Ted Kooser, Nebraska’s Pulitzer Prize-winning former U.S. poet laureate, traveled to Michigan State in early May 2013 to receive the prestigious Mark Twain Award from the Society for the Study of Midwestern Literature. I was pleased to be in the attendance as Jeffrey Hotz, associate professor of English, East Stroudsburg University, presented the award at a special luncheon held in conjunction with the group’s annual conference. Hotz noted that Kooser’s career, “defined by critical acclaim, popular appreciation, and admiration from fellow poets,” has been based on a trifecta of success: “writing poems of the highest order, valuing his readers, and doing his best to make reading poetry part of Americans’ everyday lives.”
Ted Kooser, following the presentation of the Mark Twain Award at the SSML Luncheon, May 11, 2013. (Photograph by Julie Knoeller, Purdue University.)
Hotz went on to say that “Kooser’s career has been inspiring.” In addition to two prose works, Local Wonders: Seasons in the Bohemian Alps and Lights on a Ground of Darkness, both published by the University of Nebraska Press, Kooser is the author of twelve volumes of poetry, a handbook for writing poetry, a graphic novel, and two children’s books. In all of his work, Hotz observed, Kooser “writes about small [Midwestern] communities … [with] a sense of genuine connection… The sense and dignity of people’s lives, whether suffering or in moments of joy and pleasure, remain an overarching them of his work.”
Given annually since 1980, the Mark Twain Award recognizes an outstanding body of creative work by a Midwestern resident. Recent winners have included Louis Erdrich, Jane Hamilton, and Scott Russell Sanders.
The luncheon was followed by a Conversation with Ted Kooser, moderated by Hotz and attended by conference attendees and students. The program opened with a showing of Dan Butler’s film adaptation of Kooser’s poem “Pearl.” Then the poet answered questions, talked about his career as a writer, and read from his work.
Ted Kooser reading from his Pulitzer Prize-winning collection, Delights & Shadows. (Photograph by Margaret Rozga, Professor of English Emerita, University of Wisconsin Waukesha.)

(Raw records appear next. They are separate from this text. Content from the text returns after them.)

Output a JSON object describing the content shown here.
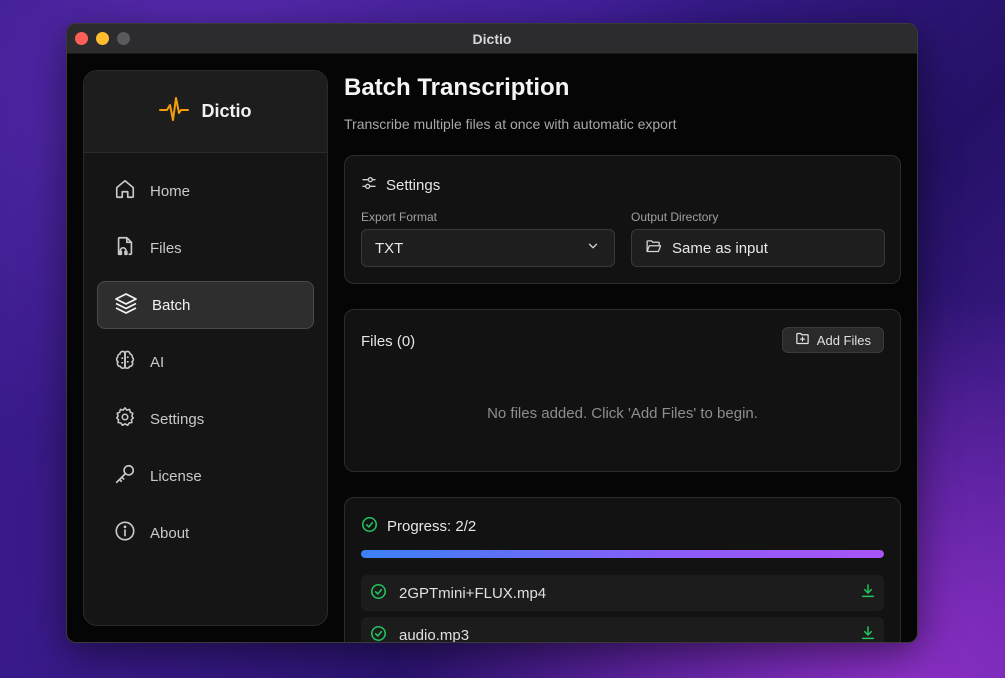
{
  "window": {
    "title": "Dictio"
  },
  "sidebar": {
    "brand": "Dictio",
    "items": [
      {
        "label": "Home",
        "icon": "home-icon",
        "active": false
      },
      {
        "label": "Files",
        "icon": "file-audio-icon",
        "active": false
      },
      {
        "label": "Batch",
        "icon": "layers-icon",
        "active": true
      },
      {
        "label": "AI",
        "icon": "brain-icon",
        "active": false
      },
      {
        "label": "Settings",
        "icon": "gear-icon",
        "active": false
      },
      {
        "label": "License",
        "icon": "key-icon",
        "active": false
      },
      {
        "label": "About",
        "icon": "info-icon",
        "active": false
      }
    ]
  },
  "main": {
    "title": "Batch Transcription",
    "subtitle": "Transcribe multiple files at once with automatic export",
    "settings": {
      "title": "Settings",
      "export_format_label": "Export Format",
      "export_format_value": "TXT",
      "output_dir_label": "Output Directory",
      "output_dir_value": "Same as input"
    },
    "files": {
      "title": "Files (0)",
      "add_label": "Add Files",
      "empty_text": "No files added. Click 'Add Files' to begin."
    },
    "progress": {
      "label": "Progress: 2/2",
      "fraction": 1.0,
      "items": [
        {
          "name": "2GPTmini+FLUX.mp4"
        },
        {
          "name": "audio.mp3"
        }
      ]
    }
  },
  "colors": {
    "accent_orange": "#f59e0b",
    "success_green": "#22c55e",
    "progress_start": "#3b82f6",
    "progress_end": "#a855f7"
  }
}
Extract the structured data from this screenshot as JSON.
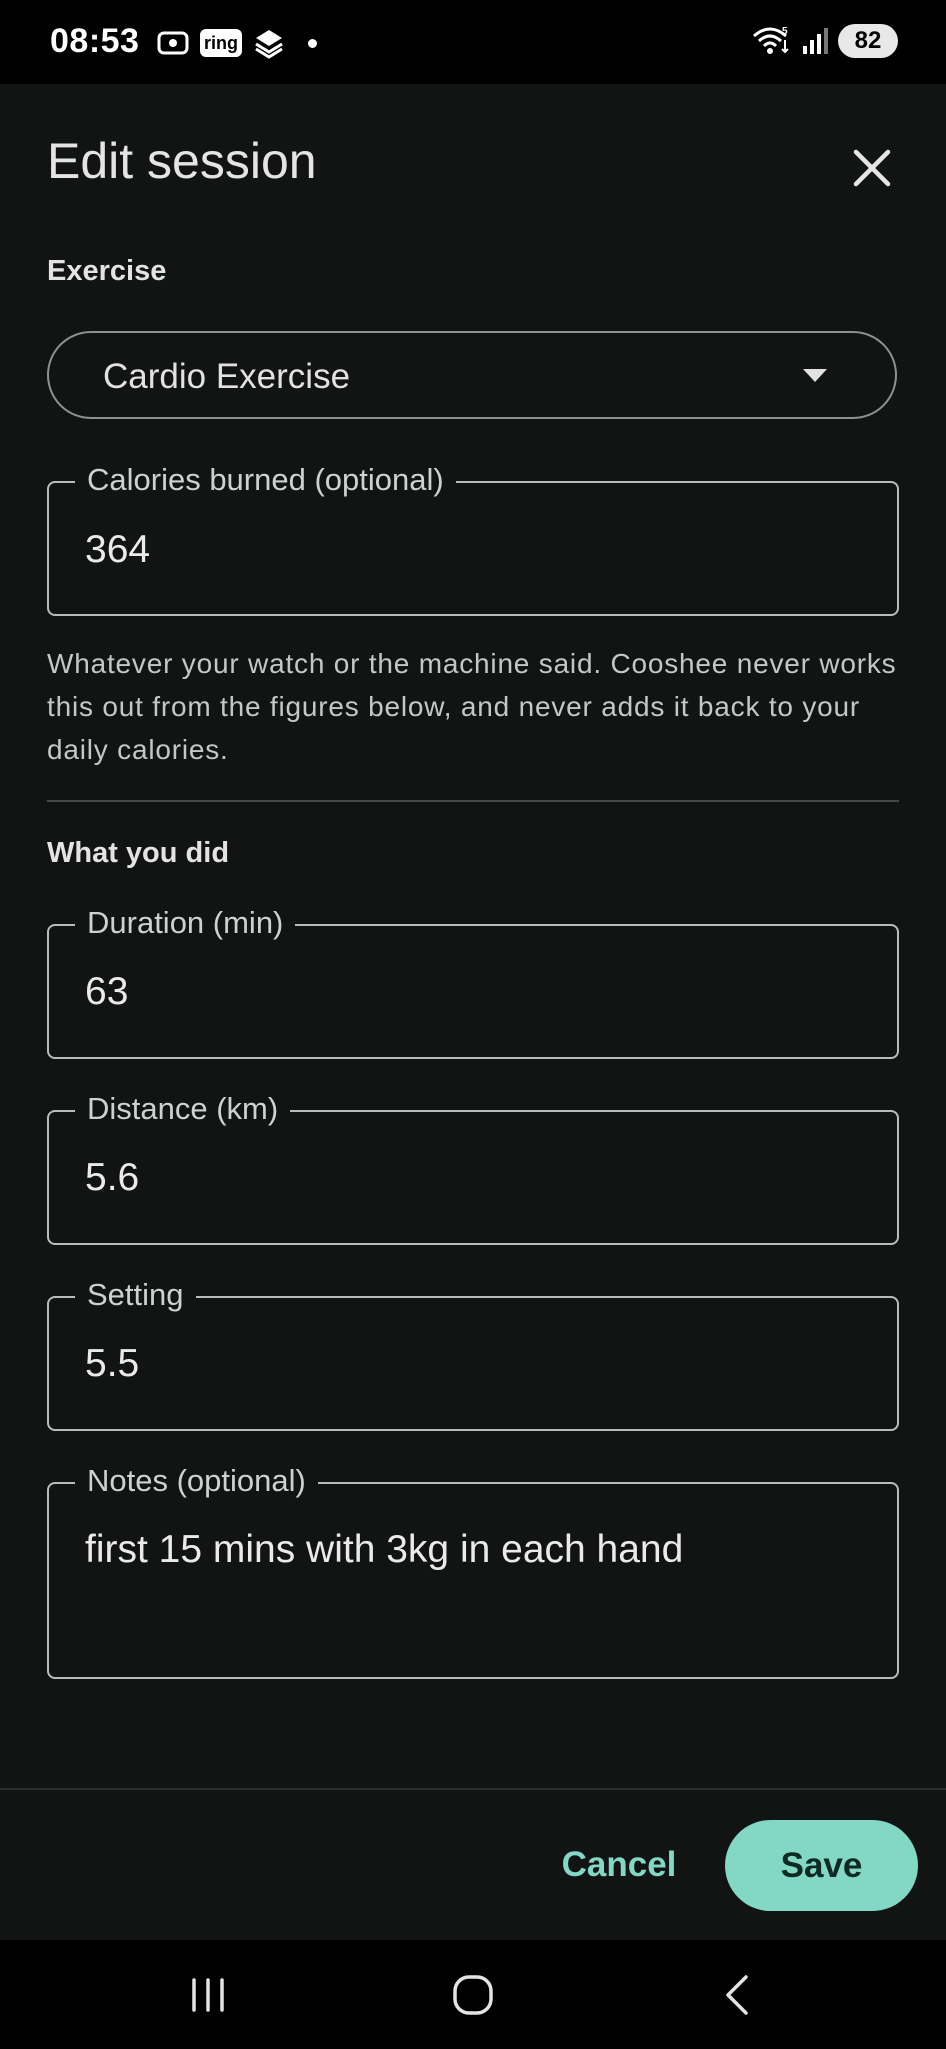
{
  "status_bar": {
    "time": "08:53",
    "ring_label": "ring",
    "battery": "82",
    "icons": [
      "screen-record-icon",
      "ring-app-icon",
      "stack-app-icon",
      "notification-dot",
      "wifi-icon",
      "cell-signal-icon",
      "battery-icon"
    ]
  },
  "dialog": {
    "title": "Edit session",
    "close_icon": "close-icon"
  },
  "exercise": {
    "section_label": "Exercise",
    "selected": "Cardio Exercise"
  },
  "calories": {
    "label": "Calories burned (optional)",
    "value": "364",
    "helper": "Whatever your watch or the machine said. Cooshee never works this out from the figures below, and never adds it back to your daily calories."
  },
  "what_you_did": {
    "section_label": "What you did",
    "duration": {
      "label": "Duration (min)",
      "value": "63"
    },
    "distance": {
      "label": "Distance (km)",
      "value": "5.6"
    },
    "setting": {
      "label": "Setting",
      "value": "5.5"
    },
    "notes": {
      "label": "Notes (optional)",
      "value": "first 15 mins with 3kg in each hand"
    }
  },
  "actions": {
    "cancel": "Cancel",
    "save": "Save"
  },
  "colors": {
    "background": "#121414",
    "accent": "#82d7c5",
    "outline": "#b9bcb9"
  }
}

Earlier in the day, I participated in a conference session highlighting current Kooser criticism in a variety of genres. Hotz, a longtime admirer of the poet’s work, spoke on “Environmental Ethics and Community Vision in Ted Kooser’s Children's Fiction.” Other scholars included Phillip Howerton of Missouri State University in West Plains, who spoke on “The Poetry of Ted Kooser and the Politics of Diminishment,” and Margaret Rozga of University of Wisconsin at Waukesha, who gave a personal account titled “Repairing Poems with Ted Kooser’s Poetry Home Repair Manual.” An expanded version of my paper, “Cosmic Consciousness and the Education of Ted Kooser,” which focuses on the poet’s early years at the University of Nebraska and his study with poet and Prairie Schooner editor Karl Shapiro, will appear in The Life and Poetry of Ted Kooser, to be published this September by UNP. What a good day for poetry!